The best thing that Swanson does in this realm is to use the actual words of the participants. For example, he quotes at length from the reminisces of Ben Dragoo, a Ranger who rode with Sul Ross during the recapture of Cynthia Ann Parker, kidnapped as a child by the Comanche. Charging pell-mell into a Comanche camp, Dragoo recalled that he “rushed in among” the Indians, “shooting right and left.” Then comes the kicker: “I dashed alongside an Indian woman…mounted and carrying a babe in her arms. I was just in the act of shooting her when, with one arm, she held up the baby and screamed ‘Americano!’”

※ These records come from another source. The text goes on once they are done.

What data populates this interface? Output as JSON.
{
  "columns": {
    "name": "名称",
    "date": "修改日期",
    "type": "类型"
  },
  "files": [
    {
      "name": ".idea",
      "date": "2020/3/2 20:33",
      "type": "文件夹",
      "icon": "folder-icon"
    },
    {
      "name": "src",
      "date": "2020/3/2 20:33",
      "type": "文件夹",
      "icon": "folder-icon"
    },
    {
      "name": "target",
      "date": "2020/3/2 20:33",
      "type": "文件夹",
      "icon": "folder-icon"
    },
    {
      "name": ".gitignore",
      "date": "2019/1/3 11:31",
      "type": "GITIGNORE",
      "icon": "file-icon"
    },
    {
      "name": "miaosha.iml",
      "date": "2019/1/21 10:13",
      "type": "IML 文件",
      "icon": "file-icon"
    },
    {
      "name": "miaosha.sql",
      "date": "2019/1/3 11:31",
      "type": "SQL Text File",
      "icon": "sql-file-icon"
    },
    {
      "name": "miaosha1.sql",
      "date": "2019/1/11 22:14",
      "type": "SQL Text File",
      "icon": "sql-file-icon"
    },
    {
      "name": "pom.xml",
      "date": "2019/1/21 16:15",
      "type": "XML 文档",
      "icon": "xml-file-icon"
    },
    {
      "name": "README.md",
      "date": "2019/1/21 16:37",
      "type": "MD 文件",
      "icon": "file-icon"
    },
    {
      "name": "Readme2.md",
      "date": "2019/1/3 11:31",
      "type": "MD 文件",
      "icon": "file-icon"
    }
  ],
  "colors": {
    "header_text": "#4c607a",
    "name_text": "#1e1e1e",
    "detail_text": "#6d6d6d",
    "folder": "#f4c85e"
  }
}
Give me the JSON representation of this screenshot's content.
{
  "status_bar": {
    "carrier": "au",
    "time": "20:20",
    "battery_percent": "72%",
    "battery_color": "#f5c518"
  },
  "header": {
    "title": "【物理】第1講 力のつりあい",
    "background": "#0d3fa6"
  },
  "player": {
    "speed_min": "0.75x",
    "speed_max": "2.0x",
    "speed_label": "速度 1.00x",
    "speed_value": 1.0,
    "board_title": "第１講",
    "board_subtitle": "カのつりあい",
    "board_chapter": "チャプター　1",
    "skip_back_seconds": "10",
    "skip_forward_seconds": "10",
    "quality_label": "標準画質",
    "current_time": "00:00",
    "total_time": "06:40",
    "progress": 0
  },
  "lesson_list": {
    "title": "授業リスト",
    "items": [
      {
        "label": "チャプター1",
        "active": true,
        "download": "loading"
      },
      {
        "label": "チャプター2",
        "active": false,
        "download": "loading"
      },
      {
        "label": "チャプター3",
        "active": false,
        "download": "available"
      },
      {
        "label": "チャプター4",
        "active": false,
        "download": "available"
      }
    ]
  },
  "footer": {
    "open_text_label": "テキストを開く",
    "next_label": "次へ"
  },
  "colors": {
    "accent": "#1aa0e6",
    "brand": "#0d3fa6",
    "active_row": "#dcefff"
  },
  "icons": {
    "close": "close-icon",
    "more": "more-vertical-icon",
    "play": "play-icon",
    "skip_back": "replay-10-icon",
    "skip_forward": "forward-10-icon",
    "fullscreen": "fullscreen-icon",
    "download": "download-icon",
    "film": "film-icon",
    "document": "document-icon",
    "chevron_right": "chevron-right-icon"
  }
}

These are not the words of a man under duress. Dragoo did not reveal this information under torture. It was a statement given freely and voluntarily to the Frontier Times in 1929. A statement in which Dragoo confessed an intent to blow apart a woman holding an infant – I was in the act of shooting her – but did not, because she was white. There’s just no way to spin that.
***
It can be hard to be confronted with the oft-ruthless reality of history. This goes not only for Americans in general and Texans in particular, but for people all over the world. When I stayed with a host family in Germany in the late 1990s, the literal first words the father spoke to me was an apology for the Second World War, which I duly accepted while drinking my first beer.
Life is tough enough without trying to shoulder the burdens of the past or the psychological guilt of others. Illusions ease this strain and give us comfort. It’s simpler to believe that all Texas Rangers were like the humane, perceptive, irascible-yet-deadly Augustus McCrae from Lonesome Dove, or the honor bound Ranger-cum-martial artist played by Chuck Norris.
Alas, ease is no excuse for ignorance. Ignoring yesterday’s misdeeds make tomorrow’s far easier to commit. Furthermore, there is something satisfying in embracing complexities, and in accepting that existence is messy.